Killer : agir sur l’expérience de jeu des autres joueurs. Les killers vont avoir tendance à entrer dans un rapport de force avec les autres joueurs. Ils tirent plaisir de leur expérience de jeu au travers de la confrontation avec les autres joueurs. Pour amplifier ce plaisir de jeu, ils usent parfois de glitch ou de hack.

Achiver : agir sur le jeu lui-même. Les achivers prennent plaisir à remplir tout les challenges que propose un jeu. Ils chassent les moindres trophés, succés et veulent atteindre les 100%.

Socializer : intéragir avec les autres joueurs. Les socializers jouent pour partager des expériences sociales avec les autres joueurs. Ils ont tendances à privilégier le roleplay et le team play.

Explorer : intéragir avec le jeu, son univers. Les explorers prennent plaisir à découvrir le monde proposé par le jeu et à en comprendre toutes les mécaniques.

Bien évidemment, personne n’est totalement “Killer” ou totalement “Socializer”. Mais nous pouvons définir un joueur selon un mix de ces styles de jeu. Personnelement, je me pense entre le Socializer, l’Explorer et le Killer. Mais l’Achiever ne correspond pas du tout à ma façon de jouer. Tenez, si ça vous intéresse, vous pouvez passer le test, juste ici.

Il existe bien d’autres taxonomies de joueurs, mais celle-ci illustre bien mes propos. Il existe également une théorie propre au jeu de rôle : la théorie LNS. Mais on reparlera de tout ça un autre jour.

Pourquoi ça bloque ?

Retournons à notre partie de Miscreated. Nighdor et moi-même avions l’intention de jouer roleplay ; jouant pleinement notre rôle de survivant, prêt à aider nos semblables et à résister face à la horde. Bien évidemment, tuer un autre joueur peut nous arriver, mais uniquement après une embuscade minutieusement préparée ou après un virulent échange de noms d’oiseaux.

Notre ami le survivant, lui, est là pour dominer sur la map. Son expérience de jeu, il la vit au travers de son opposition à l’autre. Il tue avant d’être tuer et met ses compétences de joueurs à rude épreuve.

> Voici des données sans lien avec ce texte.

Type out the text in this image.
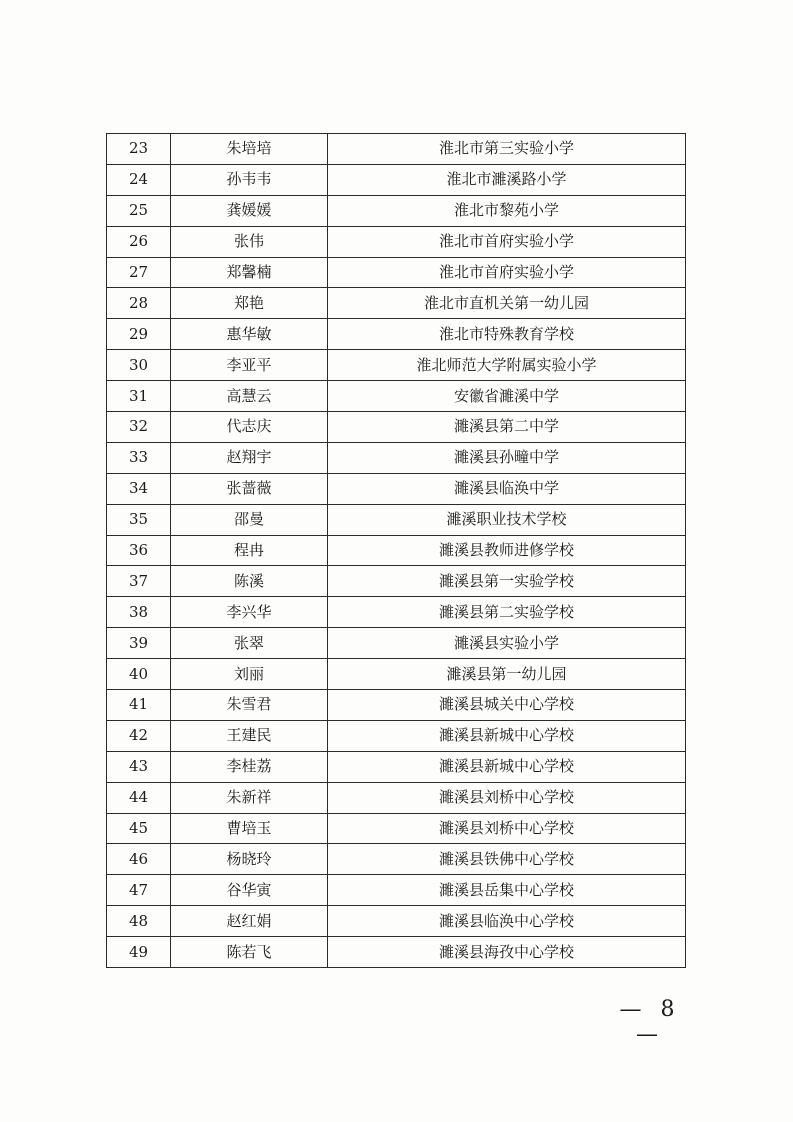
23	朱培培	淮北市第三实验小学
24	孙韦韦	淮北市濉溪路小学
25	龚媛媛	淮北市黎苑小学
26	张伟	淮北市首府实验小学
27	郑馨楠	淮北市首府实验小学
28	郑艳	淮北市直机关第一幼儿园
29	惠华敏	淮北市特殊教育学校
30	李亚平	淮北师范大学附属实验小学
31	高慧云	安徽省濉溪中学
32	代志庆	濉溪县第二中学
33	赵翔宇	濉溪县孙疃中学
34	张蔷薇	濉溪县临涣中学
35	邵曼	濉溪职业技术学校
36	程冉	濉溪县教师进修学校
37	陈溪	濉溪县第一实验学校
38	李兴华	濉溪县第二实验学校
39	张翠	濉溪县实验小学
40	刘丽	濉溪县第一幼儿园
41	朱雪君	濉溪县城关中心学校
42	王建民	濉溪县新城中心学校
43	李桂荔	濉溪县新城中心学校
44	朱新祥	濉溪县刘桥中心学校
45	曹培玉	濉溪县刘桥中心学校
46	杨晓玲	濉溪县铁佛中心学校
47	谷华寅	濉溪县岳集中心学校
48	赵红娟	濉溪县临涣中心学校
49	陈若飞	濉溪县海孜中心学校
— 8 —
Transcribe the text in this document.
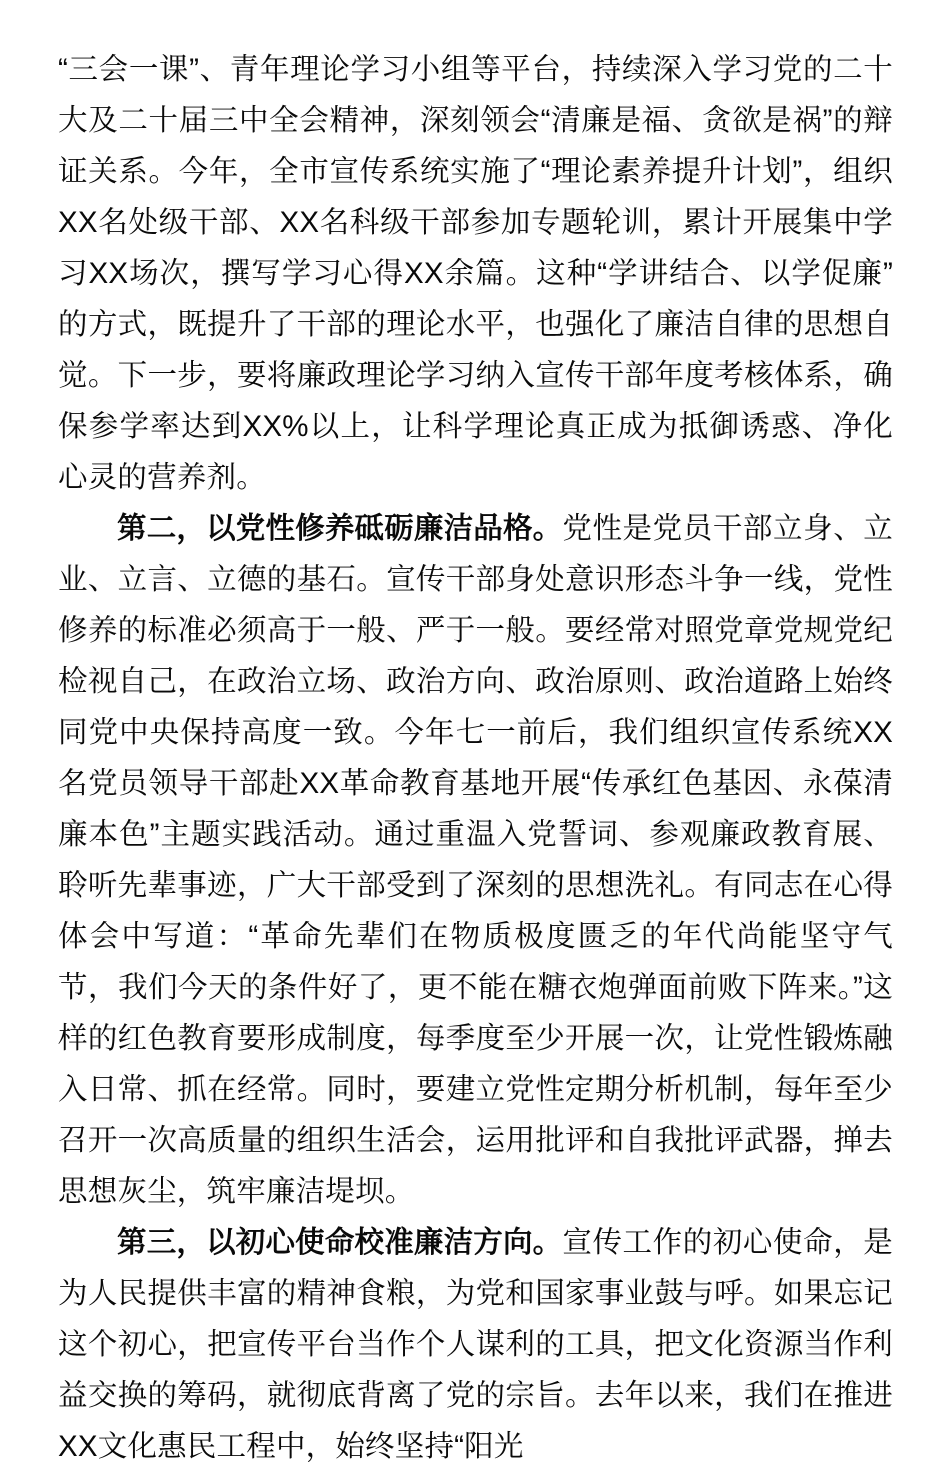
“三会一课”、青年理论学习小组等平台，持续深入学习党的二十大及二十届三中全会精神，深刻领会“清廉是福、贪欲是祸”的辩证关系。今年，全市宣传系统实施了“理论素养提升计划”，组织XX名处级干部、XX名科级干部参加专题轮训，累计开展集中学习XX场次，撰写学习心得XX余篇。这种“学讲结合、以学促廉”的方式，既提升了干部的理论水平，也强化了廉洁自律的思想自觉。下一步，要将廉政理论学习纳入宣传干部年度考核体系，确保参学率达到XX%以上，让科学理论真正成为抵御诱惑、净化心灵的营养剂。

第二，以党性修养砥砺廉洁品格。党性是党员干部立身、立业、立言、立德的基石。宣传干部身处意识形态斗争一线，党性修养的标准必须高于一般、严于一般。要经常对照党章党规党纪检视自己，在政治立场、政治方向、政治原则、政治道路上始终同党中央保持高度一致。今年七一前后，我们组织宣传系统XX名党员领导干部赴XX革命教育基地开展“传承红色基因、永葆清廉本色”主题实践活动。通过重温入党誓词、参观廉政教育展、聆听先辈事迹，广大干部受到了深刻的思想洗礼。有同志在心得体会中写道：“革命先辈们在物质极度匮乏的年代尚能坚守气节，我们今天的条件好了，更不能在糖衣炮弹面前败下阵来。”这样的红色教育要形成制度，每季度至少开展一次，让党性锻炼融入日常、抓在经常。同时，要建立党性定期分析机制，每年至少召开一次高质量的组织生活会，运用批评和自我批评武器，掸去思想灰尘，筑牢廉洁堤坝。

第三，以初心使命校准廉洁方向。宣传工作的初心使命，是为人民提供丰富的精神食粮，为党和国家事业鼓与呼。如果忘记这个初心，把宣传平台当作个人谋利的工具，把文化资源当作利益交换的筹码，就彻底背离了党的宗旨。去年以来，我们在推进XX文化惠民工程中，始终坚持“阳光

Attention. Son style de jeu n’est pas moins bien ou mieux que le notre. Il est seulement différent. Et c’est bien pour ça que l’on ressent de la frustration face à certains joueurs. Nous ne jouons pas au même jeu et ne pouvons donc pas cohabiter sur le même serveur (C’est pour cela qu’il existe des serveurs se voulant RP et d’autres PVP).

S’ouvrir à un autre style de jeu

Il y a un style de jeu bien particulier, propre aux Killers, qui ne fait vraiment pas bon ménage avec la majorité des joueurs. C’est la triche. En effet, comme l’explique Manuel Boutet dans son article Jouer aux jeux vidéo avec style. Pour une ethnographie des sociabilités vidéoludiques : il faut voir la tricherie comme un style de jeu à part entière.

Prenons l’exemple du célèbre Grand Theft Auto. Depuis ces débuts, la licence propose des codes de triche peremttant de faire apparaître véhicules et armes surpuissantes, de défier les lois de la gravité ou encore de rendre son personnage invicible. Nous avons tous un jour résisté pendant des heures à des hordes de policiers, au volant de notre taxi volant (et oui). Mais depuis l’arrivée de GTA Online, la politique de GTA vis à vis de ce tyle de jeu a bien changé. Bonjour bannissement de hackers/glitchers et politique de délation mise en avant jusque dans les chargements du jeu.

Les joueurs qui tiraient auparavant plaisir de ce genre d’expériences sont désormais personæ non gratæ. Il y a donc bien une différence dans l’acceptation de ce style de jeu, qu’il se joue en ligne ou en local. Identifier le(s) style(s) de jeu de son public et s’y adapter va devenir, dans les années à venir, un facteur différenciant pour les studios, notamment sur les jeux en ligne et jeux à gameplay émergent.